Almost 10 years ago, the Independent, a leading national newspaper in the United Kingdom, ran a story that has become a joke, circulated by e-mail and on Facebook even among left-wingers. “Snowfalls are now just a thing of the past,” was the headline, and some of the quotes will raise wry smiles among Brits shivering and slipping their way to work. “[T]he warming is so far manifesting itself more in winters which are less cold than in much hotter summers. According to Dr. David Viner, a senior research scientist at the climatic research unit (CRU) of the University of East Anglia, within a few years, winter snowfall will become ’a very rare and exciting event. … Children just aren’t going to know what snow is,’ he said.” This is, of course, the same CRU that became infamous last year as the source of the “Climategate” e-mails.

This snow blindness manifested itself in the Met Office’s predictions for the past three years. In 2008, it predicted a milder-than-normal winter. That winter was the coldest in a decade. In 2009, Met Office scientists once again suggested that cold winters were a thing of the past. One said, “The famously cold winter of 1962/63 is now expected to occur about once every 1,000 years or more, compared with approximately every 100 to 200 years before 1850.” The winter of 2009 was the coldest in 30 years. This year, the Met Office published a map on its website that showed a 60 percent to 80 percent chance of a warmer-than-average winter. This December is the coldest since seasonal records began.

There have been suggestions that the reason for the Met Office’s chronic failure has been that its brand-new $50 million supercomputer is relying on assumptions fed in from global-warming models, leading to a garbage-in, garbage-out “warm bias.” These suggestions have been confirmed to a degree, but the scientists (many connected with the University of East Anglia) claim the bias is small.

Perhaps, then, Britain’s winters are demonstrating a phenomenon that is quite common in science: regression to the mean. It often occurs that scientists document what appears to be a real, significant and observable effect, which passes all scientific tests, that over a few decades simply “wears off.” Indeed, as Jonah Lehrer described in a recent New Yorker article, this is becoming such a problem throughout science that many are coming to the conclusion that an awful lot of scientific consensus is built on foundations that are simply noise. It could be that the latest British winters are just the beginning of people realizing that global warming was a passing phase.

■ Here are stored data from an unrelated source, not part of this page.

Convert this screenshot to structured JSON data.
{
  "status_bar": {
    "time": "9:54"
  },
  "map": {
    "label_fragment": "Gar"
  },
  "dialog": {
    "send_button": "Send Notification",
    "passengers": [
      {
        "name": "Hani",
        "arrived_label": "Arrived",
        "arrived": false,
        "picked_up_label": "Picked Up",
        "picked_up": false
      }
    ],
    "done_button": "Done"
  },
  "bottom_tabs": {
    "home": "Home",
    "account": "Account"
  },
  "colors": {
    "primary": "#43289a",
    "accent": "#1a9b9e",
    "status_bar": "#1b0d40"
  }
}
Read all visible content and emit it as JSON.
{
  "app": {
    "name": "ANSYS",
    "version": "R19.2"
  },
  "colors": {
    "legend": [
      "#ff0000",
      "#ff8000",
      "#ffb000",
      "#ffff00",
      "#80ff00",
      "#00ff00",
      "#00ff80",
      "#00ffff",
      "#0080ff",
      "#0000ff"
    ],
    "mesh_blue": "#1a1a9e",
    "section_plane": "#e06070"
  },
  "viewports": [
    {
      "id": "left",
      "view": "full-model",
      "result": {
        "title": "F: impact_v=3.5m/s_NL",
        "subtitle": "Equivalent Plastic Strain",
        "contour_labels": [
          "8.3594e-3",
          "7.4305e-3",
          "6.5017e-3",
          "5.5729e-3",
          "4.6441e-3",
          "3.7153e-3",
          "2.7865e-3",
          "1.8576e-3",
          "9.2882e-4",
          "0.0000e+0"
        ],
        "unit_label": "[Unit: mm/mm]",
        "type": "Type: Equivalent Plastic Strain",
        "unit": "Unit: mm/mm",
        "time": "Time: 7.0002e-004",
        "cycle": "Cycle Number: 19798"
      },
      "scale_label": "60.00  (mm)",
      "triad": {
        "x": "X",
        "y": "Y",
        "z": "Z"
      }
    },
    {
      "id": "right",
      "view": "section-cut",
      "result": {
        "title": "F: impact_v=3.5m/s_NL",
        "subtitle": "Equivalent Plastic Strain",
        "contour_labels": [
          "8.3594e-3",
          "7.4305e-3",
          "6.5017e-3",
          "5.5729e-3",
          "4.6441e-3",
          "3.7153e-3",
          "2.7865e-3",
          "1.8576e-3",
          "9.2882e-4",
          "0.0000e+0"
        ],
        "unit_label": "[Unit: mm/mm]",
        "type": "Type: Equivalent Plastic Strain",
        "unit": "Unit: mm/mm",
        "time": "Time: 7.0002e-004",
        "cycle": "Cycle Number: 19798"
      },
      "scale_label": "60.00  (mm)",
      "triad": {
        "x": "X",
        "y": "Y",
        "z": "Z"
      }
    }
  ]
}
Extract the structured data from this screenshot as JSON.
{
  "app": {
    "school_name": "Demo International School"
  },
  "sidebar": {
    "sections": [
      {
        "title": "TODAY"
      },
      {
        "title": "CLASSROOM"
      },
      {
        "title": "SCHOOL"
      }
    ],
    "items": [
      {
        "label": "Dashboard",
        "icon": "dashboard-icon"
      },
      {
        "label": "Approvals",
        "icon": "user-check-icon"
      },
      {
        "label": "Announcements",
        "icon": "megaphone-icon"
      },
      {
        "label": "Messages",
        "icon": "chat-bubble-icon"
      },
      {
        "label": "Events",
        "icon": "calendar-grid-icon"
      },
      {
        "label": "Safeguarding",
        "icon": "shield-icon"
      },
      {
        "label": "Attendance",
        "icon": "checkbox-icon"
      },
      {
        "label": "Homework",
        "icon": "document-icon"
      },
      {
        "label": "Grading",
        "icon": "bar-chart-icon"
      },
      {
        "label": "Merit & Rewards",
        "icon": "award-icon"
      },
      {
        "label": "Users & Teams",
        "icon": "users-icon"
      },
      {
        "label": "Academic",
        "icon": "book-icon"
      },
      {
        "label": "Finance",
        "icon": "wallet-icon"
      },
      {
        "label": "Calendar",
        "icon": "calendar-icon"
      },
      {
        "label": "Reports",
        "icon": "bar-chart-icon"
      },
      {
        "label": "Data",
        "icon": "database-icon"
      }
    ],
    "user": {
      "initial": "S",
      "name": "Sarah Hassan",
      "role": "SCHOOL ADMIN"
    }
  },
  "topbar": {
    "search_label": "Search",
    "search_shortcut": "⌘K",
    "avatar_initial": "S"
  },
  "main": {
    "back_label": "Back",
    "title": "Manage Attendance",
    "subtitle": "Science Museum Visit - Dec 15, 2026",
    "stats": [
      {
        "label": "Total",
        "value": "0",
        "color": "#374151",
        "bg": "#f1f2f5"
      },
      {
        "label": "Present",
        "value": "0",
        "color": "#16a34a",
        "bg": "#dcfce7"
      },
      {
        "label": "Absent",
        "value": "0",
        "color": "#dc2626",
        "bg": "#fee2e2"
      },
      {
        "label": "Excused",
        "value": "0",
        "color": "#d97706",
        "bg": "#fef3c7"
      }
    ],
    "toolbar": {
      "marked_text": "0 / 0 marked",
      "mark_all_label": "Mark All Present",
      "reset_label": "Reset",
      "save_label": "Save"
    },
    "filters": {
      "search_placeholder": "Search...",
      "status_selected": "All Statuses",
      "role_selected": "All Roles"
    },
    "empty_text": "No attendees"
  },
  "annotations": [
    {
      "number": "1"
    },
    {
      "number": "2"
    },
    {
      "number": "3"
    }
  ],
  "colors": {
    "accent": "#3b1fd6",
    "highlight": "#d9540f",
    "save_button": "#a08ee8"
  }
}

In which case, God help the people of the United Kingdom. Its coalition government - conservatives and liberals alike - is building an energy policy around the science of global warming that could cripple the nation. The policy is likely to raise electricity bills per household by about $800 per year by 2020 while reducing the capacity of the country to build reliable power plants. The carbon tax could reach as high as almost $110 per metric ton of carbon dioxide. As the winter closes in on many Britons, they should reflect on the irony that their government is planning to make their world colder and darker in order to save them from getting too warm.

We in America, however, should not be too complacent. Cap and tax may be dead in Congress, but the administration claims it has powers to impose carbon restrictions administratively. The first restrictions go into place next month. If we went down the British road, an equivalent carbon tax here - applied to transportation also - could raise average household energy bills by about $2,200 a year. Even if global-warming fever wears off, the political disease could be here to stay.

Iain Murray is vice president for strategy at the Competitive Enterprise Institute and author of “The Really Inconvenient Truths” (Regnery, 2008).